There is something haunting about this particular exchange, amid the continued carnage in Gaza. With an Israeli military that is has been presented as an extension of the West in the Middle East for decades – in every media update, every televised debate, every political press conference – a lingering ideological assumption remains that people like us don’t do these things. Allies of Western democracies don’t behave in this way.
In the month since Hamas attacked Israel’s border, killing 1,200 people and taking roughly 240 people taken hostage, the retaliation has seen estimates upwards of 13,000 civilians killed in Gaza by the Israeli bombardment and invasion. Hospitals, schools and refugee camps have not been exempted from the destruction. Entire family lines have been wiped out. It is clear at this stage, that the project the likes of Joe Biden and Rishi Sunak have leant full-throated support to is much more than a retaliation, then.
Even so, amid all of this, mainstream discourse remains is that this is all just normal. It can’t be ethnic cleansing, because as the West and its partners don’t do that – a position which requires increasingly deranged mental-gymnastics to enforce. From the idea that either the numbers of casualties are ‘exaggerated’, to the suggestion that they include civilians wiped out by misfiring Hamas missiles, to the openly ghoulish questioning of ‘who even is a civilian, anyway?’
But like Dubois in Souvenir Souvenir, the wider public is determined to speak about what is going on. Millions of people around the world have marched behind that message, defying government attempts to silence them. It is crucial that they continue to do so, because unless we acknowledge that the horrors of the 20th century Europe were not an exception – but in fact, the rule – we doom ourselves to repeat them. The proof is in the crimes unfolding before our very eyes.


Thank you for publicising this film; which is really impressive as well as presenting an important political argument. The accompanying article is good. I do wonder about referencing ‘white people’? The conventional language in Europe and North America is really problematic in assigning people to groups defined by ‘colour’. This is really a class question; and the acquiescence of ordinary people is do do with the hegemony exercised by the capitalist and imperialist class.
Hi Keith, lovely to hear from you.
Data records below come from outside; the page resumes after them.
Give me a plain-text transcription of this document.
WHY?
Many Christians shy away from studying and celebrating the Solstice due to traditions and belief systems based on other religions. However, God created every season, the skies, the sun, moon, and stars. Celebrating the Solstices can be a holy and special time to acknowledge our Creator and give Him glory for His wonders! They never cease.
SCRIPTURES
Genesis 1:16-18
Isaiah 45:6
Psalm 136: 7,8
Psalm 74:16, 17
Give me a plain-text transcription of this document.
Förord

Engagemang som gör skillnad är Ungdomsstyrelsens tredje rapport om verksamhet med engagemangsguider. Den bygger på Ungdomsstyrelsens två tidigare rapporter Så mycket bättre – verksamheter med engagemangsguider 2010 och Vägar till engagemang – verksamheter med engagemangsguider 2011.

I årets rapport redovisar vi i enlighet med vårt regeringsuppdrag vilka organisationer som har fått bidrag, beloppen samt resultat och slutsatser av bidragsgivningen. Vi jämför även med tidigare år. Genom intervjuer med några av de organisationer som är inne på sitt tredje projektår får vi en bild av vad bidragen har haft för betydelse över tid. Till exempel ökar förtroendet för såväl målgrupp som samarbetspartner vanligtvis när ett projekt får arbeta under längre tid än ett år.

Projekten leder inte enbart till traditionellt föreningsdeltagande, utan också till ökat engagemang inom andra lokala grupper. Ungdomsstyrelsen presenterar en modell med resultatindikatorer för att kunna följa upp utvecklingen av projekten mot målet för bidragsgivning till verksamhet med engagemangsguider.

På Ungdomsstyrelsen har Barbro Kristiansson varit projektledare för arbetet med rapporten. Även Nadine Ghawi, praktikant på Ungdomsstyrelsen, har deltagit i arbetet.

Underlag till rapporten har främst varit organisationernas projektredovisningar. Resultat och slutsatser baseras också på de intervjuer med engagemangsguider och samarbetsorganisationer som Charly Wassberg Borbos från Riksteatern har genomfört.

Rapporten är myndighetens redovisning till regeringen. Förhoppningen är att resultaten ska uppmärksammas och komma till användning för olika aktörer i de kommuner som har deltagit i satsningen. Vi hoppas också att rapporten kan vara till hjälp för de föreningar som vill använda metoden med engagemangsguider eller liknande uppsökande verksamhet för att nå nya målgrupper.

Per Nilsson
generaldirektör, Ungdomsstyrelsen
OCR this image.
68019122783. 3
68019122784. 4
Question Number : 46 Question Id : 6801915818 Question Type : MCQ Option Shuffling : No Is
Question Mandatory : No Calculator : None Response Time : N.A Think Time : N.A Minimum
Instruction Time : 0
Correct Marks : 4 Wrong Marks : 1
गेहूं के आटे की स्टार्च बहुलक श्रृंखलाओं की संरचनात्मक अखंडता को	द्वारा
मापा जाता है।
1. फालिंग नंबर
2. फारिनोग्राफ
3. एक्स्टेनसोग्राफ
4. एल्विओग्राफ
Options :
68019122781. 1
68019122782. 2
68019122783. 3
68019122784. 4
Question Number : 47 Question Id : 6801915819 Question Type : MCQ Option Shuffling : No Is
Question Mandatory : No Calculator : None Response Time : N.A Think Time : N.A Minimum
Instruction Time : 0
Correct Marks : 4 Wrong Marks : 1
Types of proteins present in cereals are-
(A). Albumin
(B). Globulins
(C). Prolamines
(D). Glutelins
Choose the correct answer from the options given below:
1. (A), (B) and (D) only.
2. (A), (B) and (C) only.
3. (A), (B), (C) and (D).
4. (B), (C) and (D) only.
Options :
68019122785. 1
Although my article doesn’t use the exact term “white people”, I agree with you that class plays into it more than I have managed to note here. Would you be interested in writing something more elaborate about how? If you could tie it to a film as a way of giving readers some examples or illustrations that would really help. No worries if not, but would be cool to host another article from you!
Happy to. I was working on a piece on film-makers working away from home but this one has stuck.
I think perhaps ‘The Mauritanian’ might be an interesting title.